<Bold_Prompts> #9
How to build your prompts backwards
Welcome to the 9th issue of <Bold Prompts>: the weekly newsletter that sharpens your AI skills, one clever prompt at a time.
Every week, I send you an advanced prompt inspired by a real-world application. Think of these emails as mini-courses in prompt engineering.
Today we’ll talk about building your prompts backwards.
Reverse engineering is the art of starting from the finish line and working your way back to the first step. It’s a technique engineers use to break down and understand complex technology — be it code or hardware.
And guess what?
You can apply the same principle to your prompts.
Instead of writing a prompt from scratch, you can start with a high-quality output and navigate your way back to a prompt.
Reverse prompt engineering is a viable technique because of a specific side effect that comes from training LLMs.

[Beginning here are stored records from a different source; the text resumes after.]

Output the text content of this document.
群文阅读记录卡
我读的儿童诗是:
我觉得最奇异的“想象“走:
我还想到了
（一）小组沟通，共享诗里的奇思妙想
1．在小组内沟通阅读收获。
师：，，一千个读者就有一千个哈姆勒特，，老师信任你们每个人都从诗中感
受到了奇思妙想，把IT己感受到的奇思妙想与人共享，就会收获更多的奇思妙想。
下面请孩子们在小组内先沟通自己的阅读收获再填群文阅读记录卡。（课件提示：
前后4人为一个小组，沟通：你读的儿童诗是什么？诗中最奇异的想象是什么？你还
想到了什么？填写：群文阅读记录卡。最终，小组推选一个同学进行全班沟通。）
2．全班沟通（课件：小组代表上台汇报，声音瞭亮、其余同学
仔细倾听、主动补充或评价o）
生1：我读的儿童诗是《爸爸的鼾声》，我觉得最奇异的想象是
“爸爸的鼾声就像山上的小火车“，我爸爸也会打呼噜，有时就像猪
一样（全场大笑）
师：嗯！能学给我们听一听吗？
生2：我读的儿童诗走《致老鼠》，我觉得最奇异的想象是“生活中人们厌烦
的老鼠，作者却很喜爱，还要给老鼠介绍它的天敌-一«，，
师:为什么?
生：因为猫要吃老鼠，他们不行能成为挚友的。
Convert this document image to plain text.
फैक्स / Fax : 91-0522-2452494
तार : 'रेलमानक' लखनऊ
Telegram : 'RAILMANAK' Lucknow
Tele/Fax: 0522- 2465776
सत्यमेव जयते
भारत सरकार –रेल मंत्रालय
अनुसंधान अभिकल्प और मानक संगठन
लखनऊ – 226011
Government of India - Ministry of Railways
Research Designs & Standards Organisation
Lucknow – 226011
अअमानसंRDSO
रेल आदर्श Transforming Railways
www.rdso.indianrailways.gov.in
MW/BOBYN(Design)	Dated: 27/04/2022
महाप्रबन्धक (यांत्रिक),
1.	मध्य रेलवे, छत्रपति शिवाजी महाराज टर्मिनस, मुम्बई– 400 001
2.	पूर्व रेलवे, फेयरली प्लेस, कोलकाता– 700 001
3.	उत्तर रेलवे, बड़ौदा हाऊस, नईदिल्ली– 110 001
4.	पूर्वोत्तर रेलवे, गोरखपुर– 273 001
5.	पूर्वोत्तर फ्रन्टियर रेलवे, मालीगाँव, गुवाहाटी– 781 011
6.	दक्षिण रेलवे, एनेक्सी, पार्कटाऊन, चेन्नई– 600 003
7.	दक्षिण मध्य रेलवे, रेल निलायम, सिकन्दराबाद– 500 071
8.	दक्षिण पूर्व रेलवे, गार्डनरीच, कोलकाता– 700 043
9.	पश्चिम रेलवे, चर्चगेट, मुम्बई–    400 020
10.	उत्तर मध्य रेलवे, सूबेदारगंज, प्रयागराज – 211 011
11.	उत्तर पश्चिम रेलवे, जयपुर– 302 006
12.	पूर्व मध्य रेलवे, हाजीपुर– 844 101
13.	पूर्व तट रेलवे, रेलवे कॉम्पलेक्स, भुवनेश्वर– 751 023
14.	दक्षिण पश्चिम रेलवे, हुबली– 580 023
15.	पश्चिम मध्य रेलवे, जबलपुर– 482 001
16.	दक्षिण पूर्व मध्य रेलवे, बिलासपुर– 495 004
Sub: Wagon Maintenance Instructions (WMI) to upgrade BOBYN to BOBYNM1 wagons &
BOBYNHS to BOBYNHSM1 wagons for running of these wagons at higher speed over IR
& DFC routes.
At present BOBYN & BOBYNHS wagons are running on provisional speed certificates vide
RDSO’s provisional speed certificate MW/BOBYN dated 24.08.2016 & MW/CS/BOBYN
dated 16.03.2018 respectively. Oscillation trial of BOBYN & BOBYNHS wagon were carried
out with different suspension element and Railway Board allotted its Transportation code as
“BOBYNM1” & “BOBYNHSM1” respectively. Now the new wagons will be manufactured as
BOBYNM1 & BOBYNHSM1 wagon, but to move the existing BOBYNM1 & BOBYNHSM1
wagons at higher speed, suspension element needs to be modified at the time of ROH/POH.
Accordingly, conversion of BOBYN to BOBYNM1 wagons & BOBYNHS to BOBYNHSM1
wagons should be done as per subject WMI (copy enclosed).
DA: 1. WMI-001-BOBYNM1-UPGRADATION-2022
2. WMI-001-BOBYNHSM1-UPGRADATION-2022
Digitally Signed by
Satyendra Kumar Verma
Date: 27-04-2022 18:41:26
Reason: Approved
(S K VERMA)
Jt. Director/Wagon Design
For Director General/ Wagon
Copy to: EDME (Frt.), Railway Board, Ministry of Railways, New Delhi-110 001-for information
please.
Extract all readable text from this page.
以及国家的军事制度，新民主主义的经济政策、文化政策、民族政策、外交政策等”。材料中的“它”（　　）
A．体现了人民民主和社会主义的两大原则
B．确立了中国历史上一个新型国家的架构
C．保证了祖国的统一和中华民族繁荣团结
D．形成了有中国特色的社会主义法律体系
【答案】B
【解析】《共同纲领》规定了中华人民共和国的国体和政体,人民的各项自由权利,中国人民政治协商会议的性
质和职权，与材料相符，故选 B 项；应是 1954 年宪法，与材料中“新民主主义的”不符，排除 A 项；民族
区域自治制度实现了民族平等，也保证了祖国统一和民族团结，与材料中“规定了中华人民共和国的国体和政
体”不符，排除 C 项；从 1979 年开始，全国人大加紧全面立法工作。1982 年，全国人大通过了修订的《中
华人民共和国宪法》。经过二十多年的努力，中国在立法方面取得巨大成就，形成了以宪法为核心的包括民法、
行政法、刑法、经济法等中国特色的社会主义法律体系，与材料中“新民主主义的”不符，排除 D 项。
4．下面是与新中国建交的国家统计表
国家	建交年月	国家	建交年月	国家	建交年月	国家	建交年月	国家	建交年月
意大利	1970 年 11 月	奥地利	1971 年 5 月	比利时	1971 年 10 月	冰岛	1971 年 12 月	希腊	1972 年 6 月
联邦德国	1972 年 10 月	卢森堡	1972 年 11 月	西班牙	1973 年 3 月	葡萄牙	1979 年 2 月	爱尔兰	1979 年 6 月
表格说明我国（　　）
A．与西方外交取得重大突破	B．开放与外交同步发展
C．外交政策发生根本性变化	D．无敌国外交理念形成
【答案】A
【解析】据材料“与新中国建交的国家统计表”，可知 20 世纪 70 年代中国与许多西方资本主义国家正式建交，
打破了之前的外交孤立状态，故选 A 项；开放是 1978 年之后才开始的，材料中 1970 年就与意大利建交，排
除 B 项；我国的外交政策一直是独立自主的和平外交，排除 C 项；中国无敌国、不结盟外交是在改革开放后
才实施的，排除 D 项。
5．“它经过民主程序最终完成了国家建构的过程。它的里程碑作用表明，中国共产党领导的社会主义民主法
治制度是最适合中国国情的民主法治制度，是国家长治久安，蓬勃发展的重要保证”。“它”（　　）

You see, LLMs train on thousands of {question; answer} snippets to learn how to respond to instructions in the same way a human assistant would.
And it turns out LLMs didn’t only learn to write better answers; they also learned to formulate better questions. Reverse prompting is all about leveraging this “side-effect” ability.
The technique shines in two situations:
When you need inspiration to craft a detailed prompt — like a prompt meant to generate synthetic data or apply a long list of steps.
When your goal is to generate output with very specific formats — like a JSON object, a board game, a landing page, or a recipe.
Today’s prompt covers both cases with a specific methodology. You’ll be able to :
Start from a given output (like a recipe) and generate a prompt that produces similar results (other recipes with a similar format but different content).
Generate prompt templates and step-by-step instructions.
Co-generate detailed prompts with your favorite LLM.